As computers are fast and accurate at computing things, they are usually programmed to solve this type of problem using laws of probability. It tries to compute a decision tree with an estimated loss for each node and then opts for the node that minimizes the loss. It may find out that running over the old man minimizes loss and attempts to do that. Some benevolent programmers might decide to kill the driver but none of the pedestrians. It all sounds very utilitarian in principle, but you will probably not buy such a car.
The odds of a trolley problem scenario are extremely low, particularly when all vehicles will be driverless. There is no point in letting so many lives be lost in fatal vehicle accidents just because of this remote possibility of ending up in a trolley problem. Stories portrayed in science fiction and movies swayed some people’s opinions against computers and robots with decision-making abilities. But like COVID vaccines, the rewards outweigh the risks for autonomous vehicles.

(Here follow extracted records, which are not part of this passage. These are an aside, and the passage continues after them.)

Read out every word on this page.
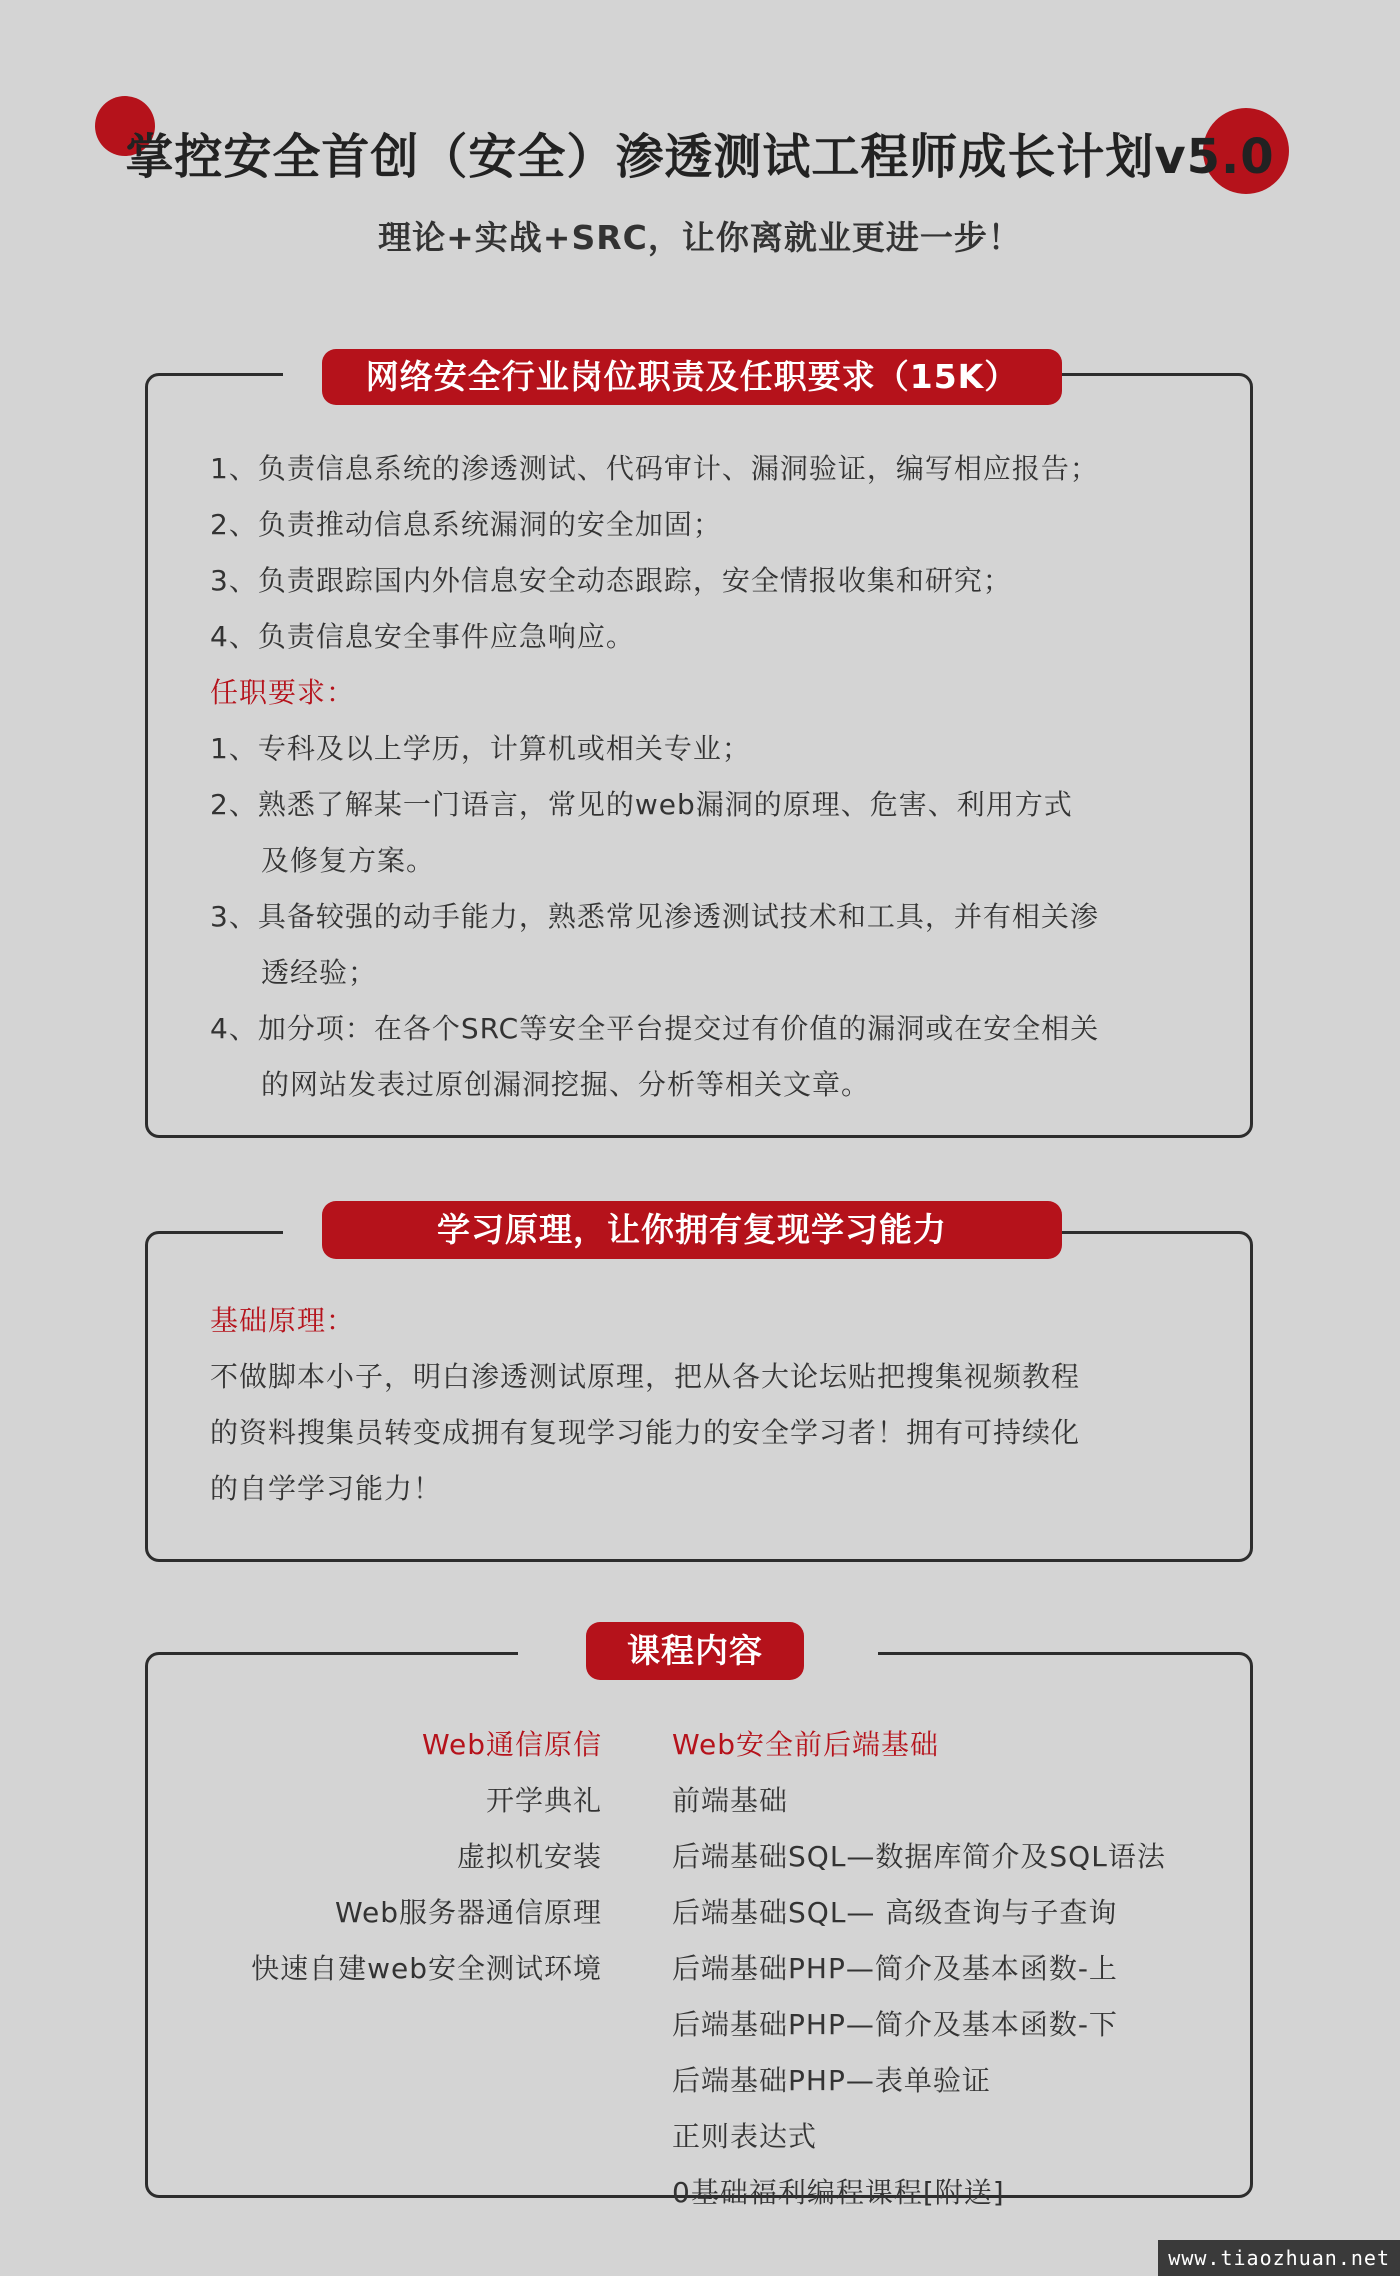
掌控安全首创（安全）渗透测试工程师成长计划v5.0
理论+实战+SRC，让你离就业更进一步！
网络安全行业岗位职责及任职要求（15K）
1、负责信息系统的渗透测试、代码审计、漏洞验证，编写相应报告；
2、负责推动信息系统漏洞的安全加固；
3、负责跟踪国内外信息安全动态跟踪，安全情报收集和研究；
4、负责信息安全事件应急响应。
任职要求：
1、专科及以上学历，计算机或相关专业；
2、熟悉了解某一门语言，常见的web漏洞的原理、危害、利用方式
及修复方案。
3、具备较强的动手能力，熟悉常见渗透测试技术和工具，并有相关渗
透经验；
4、加分项：在各个SRC等安全平台提交过有价值的漏洞或在安全相关
的网站发表过原创漏洞挖掘、分析等相关文章。
学习原理，让你拥有复现学习能力
基础原理：
不做脚本小子，明白渗透测试原理，把从各大论坛贴把搜集视频教程
的资料搜集员转变成拥有复现学习能力的安全学习者！拥有可持续化
的自学学习能力！
课程内容
Web通信原信
开学典礼
虚拟机安装
Web服务器通信原理
快速自建web安全测试环境
Web安全前后端基础
前端基础
后端基础SQL—数据库简介及SQL语法
后端基础SQL— 高级查询与子查询
后端基础PHP—简介及基本函数-上
后端基础PHP—简介及基本函数-下
后端基础PHP—表单验证
正则表达式
0基础福利编程课程[附送]
www.tiaozhuan.net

Commercial trucking is expensive in the United States due to high driver wages and regulations on how long a driver can operate without a break. This incentivized some companies to invest in autonomous trucking. It will probably take a strike from truck drivers like elevator operators in New York to show people that autonomous trucking is safer and cheaper than human truck drivers. There are about two million professional drivers in the United States, and all these jobs may be lost. But, making and maintaining these fleets of autonomous vehicles, there will be a huge need for programmers, engineers and a variety of new professions which do not even exist today. There is no way to ignore the economic importance of this future possibility.